Interpretation of Late‐Pleistocene/Holocene transition in the Sea of Marmara from geochemistry of bulk carbonates
|Author(s)||Liu Yujia1, Lu Hailong1, Yin Xijie2, Ruffine Livio3, Çağatay M. Namik4, Yang Hailin1, Chen Chunqing2, He Dong5, Zhu Zhenli5, Yalamaz Burak4|
|Affiliation(s)||1 : Beijing International Center for Gas Hydrate, and College of Engineering, Peking University Beijing ,China
2 : The 3rd institute of Oceanography, State Oceanic Administration Xiamen ,China
3 : Ifremer, Département Ressources physiques et Ecosystèmes de fond de Mer (REM), Unité des Géosciences Marines, Laboratoire des Cycles Géochimiques et ressources (LCG) Plouzané ,France
4 : EMCOL Research Centre, Istanbul Technical University Istanbul ,Turkey
5 : State Key Laboratory for Biogeology and Environmental Geology, China University of Geosciences Wuhan, China
|Source||Geochemistry Geophysics Geosystems (1525-2027) (American Geophysical Union (AGU)), 2019-10 , Vol. 20 , N. 10 , P. 4487-4504|
|WOS© Times Cited||3|
|Keyword(s)||bulk carbonates, carbon and oxygen isotopes, strontium isotopes, transgression, anaerobic biodegradation, Sea of Marmara|
Isotopic, mineralogical and elemental analyses have been conducted for the geochemical characteristics of the bulk carbonates in the sediment cores from the Western High and Çınarcık Basin in the Sea of Marmara to investigate the authigenic, biogenic and detrital components and their possible use in paleoceanographic studies. The Western High is a relatively shallow (‐500 to ‐800 m) compressional area characterized by relatively low sedimentation rates (30‐40 cm/kyr) whereas the Çnarcık Basin is a deep (~1250 m) transtentional area represented by high sedimentation rates (>1 m/kyr).
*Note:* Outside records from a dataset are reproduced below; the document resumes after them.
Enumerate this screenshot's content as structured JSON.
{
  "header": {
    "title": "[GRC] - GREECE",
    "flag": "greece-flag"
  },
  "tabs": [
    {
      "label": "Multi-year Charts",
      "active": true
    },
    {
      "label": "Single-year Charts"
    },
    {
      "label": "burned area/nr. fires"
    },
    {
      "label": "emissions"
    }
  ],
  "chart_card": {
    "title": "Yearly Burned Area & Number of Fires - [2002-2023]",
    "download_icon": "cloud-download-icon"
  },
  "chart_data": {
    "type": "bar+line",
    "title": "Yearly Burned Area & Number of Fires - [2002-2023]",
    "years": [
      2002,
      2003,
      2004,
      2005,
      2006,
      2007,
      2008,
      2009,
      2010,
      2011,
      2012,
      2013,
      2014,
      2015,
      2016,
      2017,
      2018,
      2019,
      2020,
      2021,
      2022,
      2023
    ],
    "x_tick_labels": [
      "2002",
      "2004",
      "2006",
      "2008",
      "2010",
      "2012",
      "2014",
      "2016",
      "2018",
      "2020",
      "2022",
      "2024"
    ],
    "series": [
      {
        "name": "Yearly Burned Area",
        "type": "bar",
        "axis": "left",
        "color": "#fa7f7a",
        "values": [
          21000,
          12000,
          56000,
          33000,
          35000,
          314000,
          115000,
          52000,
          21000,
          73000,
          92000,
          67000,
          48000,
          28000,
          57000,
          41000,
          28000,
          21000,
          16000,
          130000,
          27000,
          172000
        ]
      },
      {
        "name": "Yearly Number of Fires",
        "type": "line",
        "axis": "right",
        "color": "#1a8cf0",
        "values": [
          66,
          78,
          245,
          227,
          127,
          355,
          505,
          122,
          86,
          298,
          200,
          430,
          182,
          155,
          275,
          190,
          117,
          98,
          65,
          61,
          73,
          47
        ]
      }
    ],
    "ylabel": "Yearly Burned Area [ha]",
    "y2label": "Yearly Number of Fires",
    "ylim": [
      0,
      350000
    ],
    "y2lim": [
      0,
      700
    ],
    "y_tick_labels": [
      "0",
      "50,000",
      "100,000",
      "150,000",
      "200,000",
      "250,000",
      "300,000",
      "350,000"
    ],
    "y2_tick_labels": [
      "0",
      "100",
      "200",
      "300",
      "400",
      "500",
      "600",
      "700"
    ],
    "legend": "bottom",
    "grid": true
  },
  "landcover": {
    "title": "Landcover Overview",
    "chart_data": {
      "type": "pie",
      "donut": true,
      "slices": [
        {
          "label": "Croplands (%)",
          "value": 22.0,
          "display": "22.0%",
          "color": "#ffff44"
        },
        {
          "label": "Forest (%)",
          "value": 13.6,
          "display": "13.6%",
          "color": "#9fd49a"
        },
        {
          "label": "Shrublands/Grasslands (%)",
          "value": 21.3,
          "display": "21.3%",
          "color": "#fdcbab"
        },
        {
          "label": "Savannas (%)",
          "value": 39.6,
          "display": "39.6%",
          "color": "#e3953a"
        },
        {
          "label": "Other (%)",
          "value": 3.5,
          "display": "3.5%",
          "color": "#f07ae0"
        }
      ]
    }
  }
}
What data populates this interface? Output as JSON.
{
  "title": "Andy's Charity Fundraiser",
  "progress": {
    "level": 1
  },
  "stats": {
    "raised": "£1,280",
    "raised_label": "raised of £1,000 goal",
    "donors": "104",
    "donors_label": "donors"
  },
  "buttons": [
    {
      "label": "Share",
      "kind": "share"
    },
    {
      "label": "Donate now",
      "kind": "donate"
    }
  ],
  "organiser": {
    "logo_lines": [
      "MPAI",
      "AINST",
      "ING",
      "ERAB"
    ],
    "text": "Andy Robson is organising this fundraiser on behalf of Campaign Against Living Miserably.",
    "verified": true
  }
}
Both 87Sr/86Sr and δ18O of bulk carbonates from the Western High exhibit significant variations, increasing steeply from 87Sr/86Sr of 0.708437 to 0.708916 and δ18O of ‐3.2‰ VPDB to 0.1‰ VPDB, indicating the incursion of the Mediterranean seawater after the last glacial and reflected in the change from lacustrine to marine environment. However, bulk carbonates in the core from the Çınarcık Basin have comparatively uniform values of 87Sr/86Sr (~0.708845) and δ18O (~0.0‰ VPDB), implying that this core did not experience the lacustrine/marine transition.
In the Western High, δ13C values up to +24.3‰ VPDB at 400 cmbsf reveal the mineralization of heavy CO2, providing independent evidence for the subsurface biodegradation of petroleum. While in the Çınarcık Basin, δ13C values of bulk carbonates were relatively constant (~ ‐2.94 ‰ VPDB). The high δ13C values of bulk carbonates from the Western High reflect the dissolution of primary carbonates as a result of the local acidic environment and precipitation of authigenic carbonates later, supported by mineralogical and elemental results.
Plain Language Summary
Bulk carbonates in two sediment cores from the Western High and the Çınarcık Basin in the Sea of Marmara (SoM) are investigated to determine their origin and their paleoceanographic significance. The 87Sr/86Sr and δ18O results of the bulk carbonates from the Western High reveal an incursion of the Mediterranean seawater after the Last Glacial Maximum, while the comparatively uniform geochemical values of the bulk carbonates in the core from the Çınarcık Basin imply that this core did not experience the lacustrine/marine transition. In the Western High, the acidic environment in the sediments was likely caused by migration of petroleum that biodegraded anaerobically close to its migration depth. The acidic environment first led to the dissolution of primary carbonates, after which authigenic carbonates precipitated. The mixing model based on element ratios of Sr/Ca and Mg/Ca suggests that the major components of bulk carbonates are authigenic aragonite and high Mg‐calcite in the Western High, while the major components of bulk carbonates are biogenic and detrital calcite in the Çınarcık Basin.